It amazes me just how reliant we are on the road and on the car. Our vast network of roads and motorways enables all manner of business and social life to continue and to flourish. So the recent fire on the M1 is a reminder of just how much trouble can be caused when such an important motorway is damaged. A scrapyard fire, it seems, created so much heat and smoke, that even up to two days later, traffic is still being disrupted.
Not even the biggest, most resourceful breakdown assistance firm would be able to help its customers get out of this one. But the Highways Agency, and of course the emergency services –despite the very difficult conditions – seem to have done a tremendous job of getting traffic moving again.
One particular concern surrounded one of the bridges over the motorway, which, despite it having been made of pre-stressed concrete, had its structural integrity badly damaged. There are already big questions being asked about how such intense heat was caused by a scrapyard fire – an event that does not normally generate enough heat to damage a bridge in this way.

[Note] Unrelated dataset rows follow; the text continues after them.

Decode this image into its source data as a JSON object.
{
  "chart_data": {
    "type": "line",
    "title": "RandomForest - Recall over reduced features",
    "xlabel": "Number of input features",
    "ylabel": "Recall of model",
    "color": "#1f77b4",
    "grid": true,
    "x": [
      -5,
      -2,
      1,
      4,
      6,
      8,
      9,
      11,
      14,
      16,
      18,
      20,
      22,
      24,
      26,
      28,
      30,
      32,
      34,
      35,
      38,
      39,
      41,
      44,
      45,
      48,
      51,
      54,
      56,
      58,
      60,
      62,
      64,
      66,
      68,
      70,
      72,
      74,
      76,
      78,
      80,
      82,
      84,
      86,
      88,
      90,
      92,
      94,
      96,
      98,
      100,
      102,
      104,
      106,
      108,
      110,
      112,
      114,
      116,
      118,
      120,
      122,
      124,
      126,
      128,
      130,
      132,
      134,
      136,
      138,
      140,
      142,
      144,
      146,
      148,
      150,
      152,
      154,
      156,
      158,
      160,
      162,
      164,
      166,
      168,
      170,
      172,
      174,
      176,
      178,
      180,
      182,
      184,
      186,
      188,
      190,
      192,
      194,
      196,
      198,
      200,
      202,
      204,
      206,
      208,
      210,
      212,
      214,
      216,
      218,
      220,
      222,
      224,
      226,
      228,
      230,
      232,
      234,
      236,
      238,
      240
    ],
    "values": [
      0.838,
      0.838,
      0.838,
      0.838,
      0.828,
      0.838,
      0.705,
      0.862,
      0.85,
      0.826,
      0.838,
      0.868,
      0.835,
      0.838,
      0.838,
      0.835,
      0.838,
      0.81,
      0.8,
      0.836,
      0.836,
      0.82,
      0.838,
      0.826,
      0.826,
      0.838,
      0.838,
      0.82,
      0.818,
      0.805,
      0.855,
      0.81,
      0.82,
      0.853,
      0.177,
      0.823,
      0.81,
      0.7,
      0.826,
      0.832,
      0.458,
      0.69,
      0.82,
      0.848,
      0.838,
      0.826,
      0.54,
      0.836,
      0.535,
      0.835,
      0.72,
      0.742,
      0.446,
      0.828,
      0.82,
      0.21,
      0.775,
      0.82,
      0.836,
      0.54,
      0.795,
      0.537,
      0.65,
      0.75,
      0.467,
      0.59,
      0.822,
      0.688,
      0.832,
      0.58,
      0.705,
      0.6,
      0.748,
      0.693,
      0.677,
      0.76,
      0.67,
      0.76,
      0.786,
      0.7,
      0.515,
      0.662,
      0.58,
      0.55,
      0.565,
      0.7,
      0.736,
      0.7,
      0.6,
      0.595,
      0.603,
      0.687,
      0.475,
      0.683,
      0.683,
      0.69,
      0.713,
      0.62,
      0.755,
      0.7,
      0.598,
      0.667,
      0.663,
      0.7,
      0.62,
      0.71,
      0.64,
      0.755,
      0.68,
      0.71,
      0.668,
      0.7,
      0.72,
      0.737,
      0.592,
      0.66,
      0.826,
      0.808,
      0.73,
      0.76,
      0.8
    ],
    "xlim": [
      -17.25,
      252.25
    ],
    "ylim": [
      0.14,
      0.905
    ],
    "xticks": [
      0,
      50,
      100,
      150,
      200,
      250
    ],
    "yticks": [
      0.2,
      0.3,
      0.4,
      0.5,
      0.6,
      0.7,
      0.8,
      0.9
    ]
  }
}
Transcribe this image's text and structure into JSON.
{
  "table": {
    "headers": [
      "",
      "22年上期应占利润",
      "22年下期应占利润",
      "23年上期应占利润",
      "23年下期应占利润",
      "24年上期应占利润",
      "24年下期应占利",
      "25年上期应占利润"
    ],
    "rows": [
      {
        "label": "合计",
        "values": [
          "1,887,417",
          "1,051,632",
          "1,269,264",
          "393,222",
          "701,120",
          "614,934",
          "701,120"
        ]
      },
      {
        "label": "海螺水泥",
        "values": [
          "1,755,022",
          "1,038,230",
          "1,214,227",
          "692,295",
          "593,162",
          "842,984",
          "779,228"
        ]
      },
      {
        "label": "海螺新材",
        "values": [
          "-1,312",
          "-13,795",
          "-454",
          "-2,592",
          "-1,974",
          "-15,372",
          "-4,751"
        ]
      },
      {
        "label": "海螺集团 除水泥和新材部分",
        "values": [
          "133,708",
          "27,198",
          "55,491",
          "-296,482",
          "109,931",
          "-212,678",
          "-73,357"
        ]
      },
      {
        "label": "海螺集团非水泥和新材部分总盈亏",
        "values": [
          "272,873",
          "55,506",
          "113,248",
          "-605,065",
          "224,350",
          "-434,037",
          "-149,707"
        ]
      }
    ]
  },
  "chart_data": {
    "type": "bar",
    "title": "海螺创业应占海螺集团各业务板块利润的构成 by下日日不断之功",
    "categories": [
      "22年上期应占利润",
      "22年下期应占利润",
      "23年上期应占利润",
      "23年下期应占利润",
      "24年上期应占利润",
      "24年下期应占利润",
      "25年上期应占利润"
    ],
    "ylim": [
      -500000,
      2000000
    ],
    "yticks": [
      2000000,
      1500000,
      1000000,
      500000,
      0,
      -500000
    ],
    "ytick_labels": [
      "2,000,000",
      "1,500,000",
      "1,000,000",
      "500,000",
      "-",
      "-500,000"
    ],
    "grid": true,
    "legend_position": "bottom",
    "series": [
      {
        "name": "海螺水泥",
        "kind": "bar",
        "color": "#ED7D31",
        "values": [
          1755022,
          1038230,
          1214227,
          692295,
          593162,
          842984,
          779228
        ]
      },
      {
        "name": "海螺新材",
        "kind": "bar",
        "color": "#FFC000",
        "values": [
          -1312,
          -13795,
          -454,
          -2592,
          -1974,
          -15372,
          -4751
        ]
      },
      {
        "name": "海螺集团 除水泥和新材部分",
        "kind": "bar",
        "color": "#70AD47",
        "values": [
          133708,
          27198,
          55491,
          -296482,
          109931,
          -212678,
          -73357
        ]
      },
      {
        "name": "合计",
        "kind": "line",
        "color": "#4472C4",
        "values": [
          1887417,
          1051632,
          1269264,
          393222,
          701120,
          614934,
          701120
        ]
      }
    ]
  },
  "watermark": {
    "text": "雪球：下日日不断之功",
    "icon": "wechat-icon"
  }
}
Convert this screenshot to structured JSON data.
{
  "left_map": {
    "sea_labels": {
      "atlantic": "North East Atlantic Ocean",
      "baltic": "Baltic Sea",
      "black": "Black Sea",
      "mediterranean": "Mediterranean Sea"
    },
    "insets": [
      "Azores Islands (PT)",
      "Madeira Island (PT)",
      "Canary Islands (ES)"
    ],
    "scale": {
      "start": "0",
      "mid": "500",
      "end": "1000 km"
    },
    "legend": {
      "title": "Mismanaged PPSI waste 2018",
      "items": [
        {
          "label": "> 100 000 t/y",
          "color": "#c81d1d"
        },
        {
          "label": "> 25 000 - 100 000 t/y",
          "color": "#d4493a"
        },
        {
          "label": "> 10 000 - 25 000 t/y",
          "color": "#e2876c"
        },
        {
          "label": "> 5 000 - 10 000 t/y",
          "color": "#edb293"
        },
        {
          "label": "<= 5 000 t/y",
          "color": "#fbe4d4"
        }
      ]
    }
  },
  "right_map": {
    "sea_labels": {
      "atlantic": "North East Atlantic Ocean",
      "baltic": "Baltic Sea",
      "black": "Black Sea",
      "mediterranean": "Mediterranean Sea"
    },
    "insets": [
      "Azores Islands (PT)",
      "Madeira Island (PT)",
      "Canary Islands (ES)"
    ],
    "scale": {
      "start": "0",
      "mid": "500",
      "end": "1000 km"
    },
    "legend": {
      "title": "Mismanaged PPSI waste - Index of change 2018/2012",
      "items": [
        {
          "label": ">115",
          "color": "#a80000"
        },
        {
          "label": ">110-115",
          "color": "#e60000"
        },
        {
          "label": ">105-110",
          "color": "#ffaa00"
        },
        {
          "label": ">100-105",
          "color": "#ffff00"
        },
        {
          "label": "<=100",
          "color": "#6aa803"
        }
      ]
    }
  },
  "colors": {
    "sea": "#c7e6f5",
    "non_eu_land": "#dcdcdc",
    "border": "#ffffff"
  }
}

But as the Easter weekend approaches, the authorities seem to have got the whole situation in hand – with a little assistance from some of the biggest jacks I’ve ever seen to keep the bridge from collapsing – and the holiday looks set to be unaffected.
Despite it being 2011, the massive shut down of the M1 demonstrates just how easy it is to stop the flow of traffic and people in some parts of the country. And until someone invents a teleportation device, the risk of such events happening is something we are just going to have to live with.